November 07, 2004

my subconscious is reading ahead

First, the local news. I didn't get to fly once AGAIN this morning. As I began preflighting I discovered the plane I had reserved had its port nav light out - and it was still dark at that time, so it was really needed (though I think they're required even in daylight - seeing the red and green wingtip lights makes it possible to determine if another aircraft dead in front of you is flying toward you or away). Well, one advantage to flying at 6AM is that there are likely to be other aircraft available so my instructor went and got the book for another airplane. On this one everything was going fine until I went to check the oil and couldn't unscrew the dipstick. Neither could my instructor. It unscrewed a little then stuck, so the threads may have gotten stripped. I checked my toolbox but didn't have pliers and apparently the FBO locks up their toolboxes at night. The instructor proposed flying anyway - the last person would have had to check and the FBO's policies ask for a quart more than the airplane absolutely requires. Also, the cowling was clean so we knew the aircraft couldn't have been burning or leaking oil badly. I wasn't too comfortable with that, because first, the last person would have been that same idiot who screwed the oil cap down too tightly; second, how do I know they didn't use the same logic? ("Oh, the oil is a bit low but I don't fel like going inside to get more - we have a margin anyway.") As a last resort I got the Quikrench I use for rowing to see if that would help. It might have ... if I hadn't dropped it. Strike three, foreign object debris (FOD), no flying for me, and they'll have to take off the cowling to get the wrench out. (They can't get too mad at me, since I should have needed the wrench anyhow.) Between that, my travel, a broken turn coordinator and a broken engagement (my CFI's) I haven't gotten to fly since before Boston, unless you count one seesion on the simulator.
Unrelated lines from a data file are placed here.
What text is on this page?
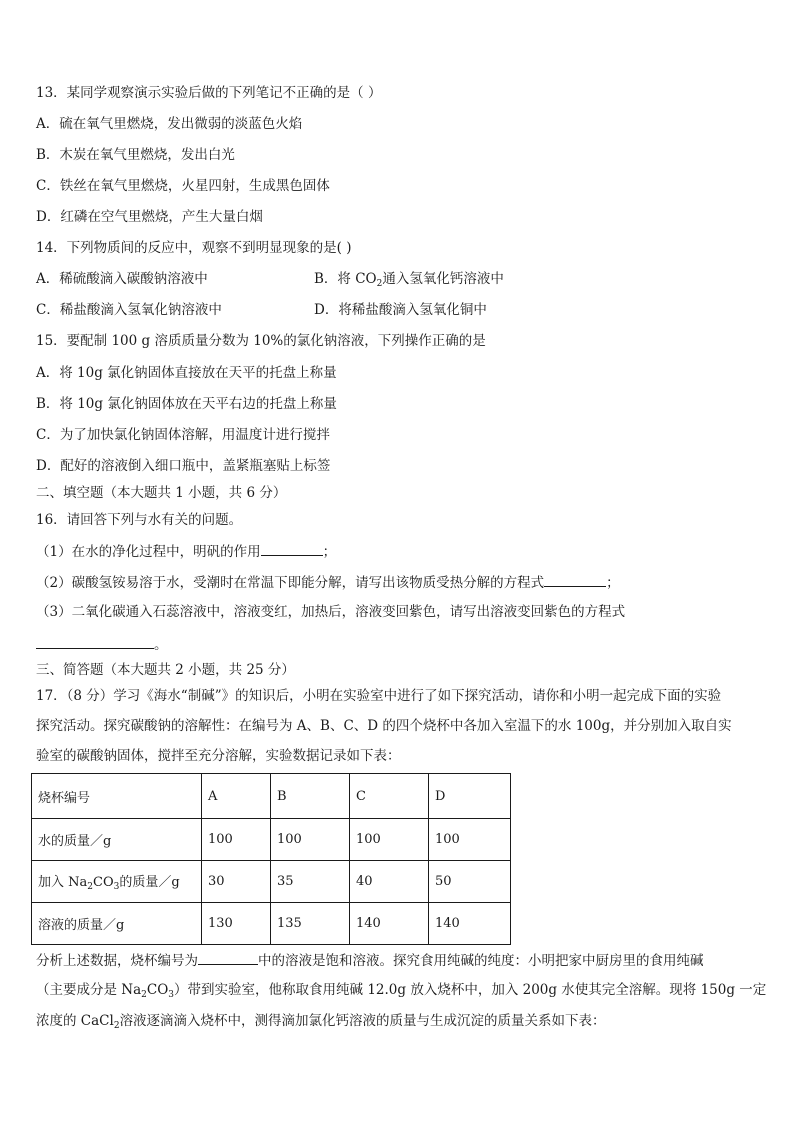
13．某同学观察演示实验后做的下列笔记不正确的是（ ）
A．硫在氧气里燃烧，发出微弱的淡蓝色火焰
B．木炭在氧气里燃烧，发出白光
C．铁丝在氧气里燃烧，火星四射，生成黑色固体
D．红磷在空气里燃烧，产生大量白烟
14．下列物质间的反应中，观察不到明显现象的是( )
A．稀硫酸滴入碳酸钠溶液中	B．将 $CO_2$通入氢氧化钙溶液中
C．稀盐酸滴入氢氧化钠溶液中	D．将稀盐酸滴入氢氧化铜中
15．要配制 100 g 溶质质量分数为 10%的氯化钠溶液，下列操作正确的是
A．将 10g 氯化钠固体直接放在天平的托盘上称量
B．将 10g 氯化钠固体放在天平右边的托盘上称量
C．为了加快氯化钠固体溶解，用温度计进行搅拌
D．配好的溶液倒入细口瓶中，盖紧瓶塞贴上标签
二、填空题（本大题共 1 小题，共 6 分）
16．请回答下列与水有关的问题。
（1）在水的净化过程中，明矾的作用	；
（2）碳酸氢铵易溶于水，受潮时在常温下即能分解，请写出该物质受热分解的方程式	；
（3）二氧化碳通入石蕊溶液中，溶液变红，加热后，溶液变回紫色，请写出溶液变回紫色的方程式
。
三、简答题（本大题共 2 小题，共 25 分）
17．（8 分）学习《海水“制碱”》的知识后，小明在实验室中进行了如下探究活动，请你和小明一起完成下面的实验
探究活动。探究碳酸钠的溶解性：在编号为 A、B、C、D 的四个烧杯中各加入室温下的水 100g，并分别加入取自实
验室的碳酸钠固体，搅拌至充分溶解，实验数据记录如下表：
烧杯编号	A	B	C	D
水的质量／g	100	100	100	100
加入 $Na_2CO_3$的质量／g	30	35	40	50
溶液的质量／g	130	135	140	140
分析上述数据，烧杯编号为	中的溶液是饱和溶液。探究食用纯碱的纯度：小明把家中厨房里的食用纯碱
（主要成分是 $Na_2CO_3$）带到实验室，他称取食用纯碱 12.0g 放入烧杯中，加入 200g 水使其完全溶解。现将 150g 一定
浓度的 CaCl$_2$溶液逐滴滴入烧杯中，测得滴加氯化钙溶液的质量与生成沉淀的质量关系如下表：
Also, somewhere in there I slammed into the edge of the step on the strut, just below my knee, and it still hurts like a motherfucker.

It's raining this morning, but I'm watering some plants in the backyard anyhow. Only in Arizona, where you can walk between the raindrops.

Next, the pondering. I've been reading Silverlock and appreciating NESFA's new edition with the Companion. What I'd like even better would be a version organized on the lines of Martin Gardner's Annotated Alice so I wouldn't have to bookmark two spots at once. (I'd also like a CD of the songs, since they include music notation but I don't sightread.) In view of my last entry here, my subconscious seems to be remembering the book ahead of my rereading. I hadn't remembered this passage:

At times the mind works on two levels at once and so it was with mine on this occasion. Half of it was giving itself gleefully to the moment, while th other half was revolving a new idea.What had impressed me was that this friar was well-informed and had a lot of fun out of that fact alone.In the past, if I had wanted to find out anything, it was always for a practical reason. Now I glimpsed the concept that to know a thing for itself could be a source of joy. Take the song we were bellowing. It was easy to appreciate, but I would have had more chuckles out of it if I had known, as the others did, about the personages involved [ed: Zeus and his bovine pecadilloes]. From then on I intended to begin picking up data from Golias or any other source.

But, as I say, this resolution, made with the solemn half of my mind, didn't interfere with the attention the other half was giving to making as much noise as possible.

And this next passage is for Keilyn, because somehow it reminded me of the positive side of all the Drama of adolescence: the feeling that you're closer to the things that Really Matter. (Er, not that Keilyn's adolescent; we had some conversation about the angst and drama of that age. And Silverlock's no adolescent either but he is doing the same sort of finding and evolving of himself that we all generally do in our teens.)

There probably wasn't as much melody as I remember - I had had some ale, too - but I experienced a pervasive sense of blending with life at its most dramatic.

That was the best of that age - nights with music and fireflies, unrequited crushes, new knowledge, infinite books I hadn't read yet, time to read them, the heady experience of finally making a few friends who read the same books, and a feeling that it all mattered immensely.

Posted by dichroic at November 7, 2004 07:52 AM
Comments

Obviously this just isn't a good week for shins ... though smashing into the strut on an airplane sounds better than tripping over the dishwasher door.

Posted by: Nora at November 7, 2004 04:17 PM

I had meant to mention to you about the new NESFA edition of Silverlock and the Compendium. Great, eh?

Thanks for the quote - you're spot on.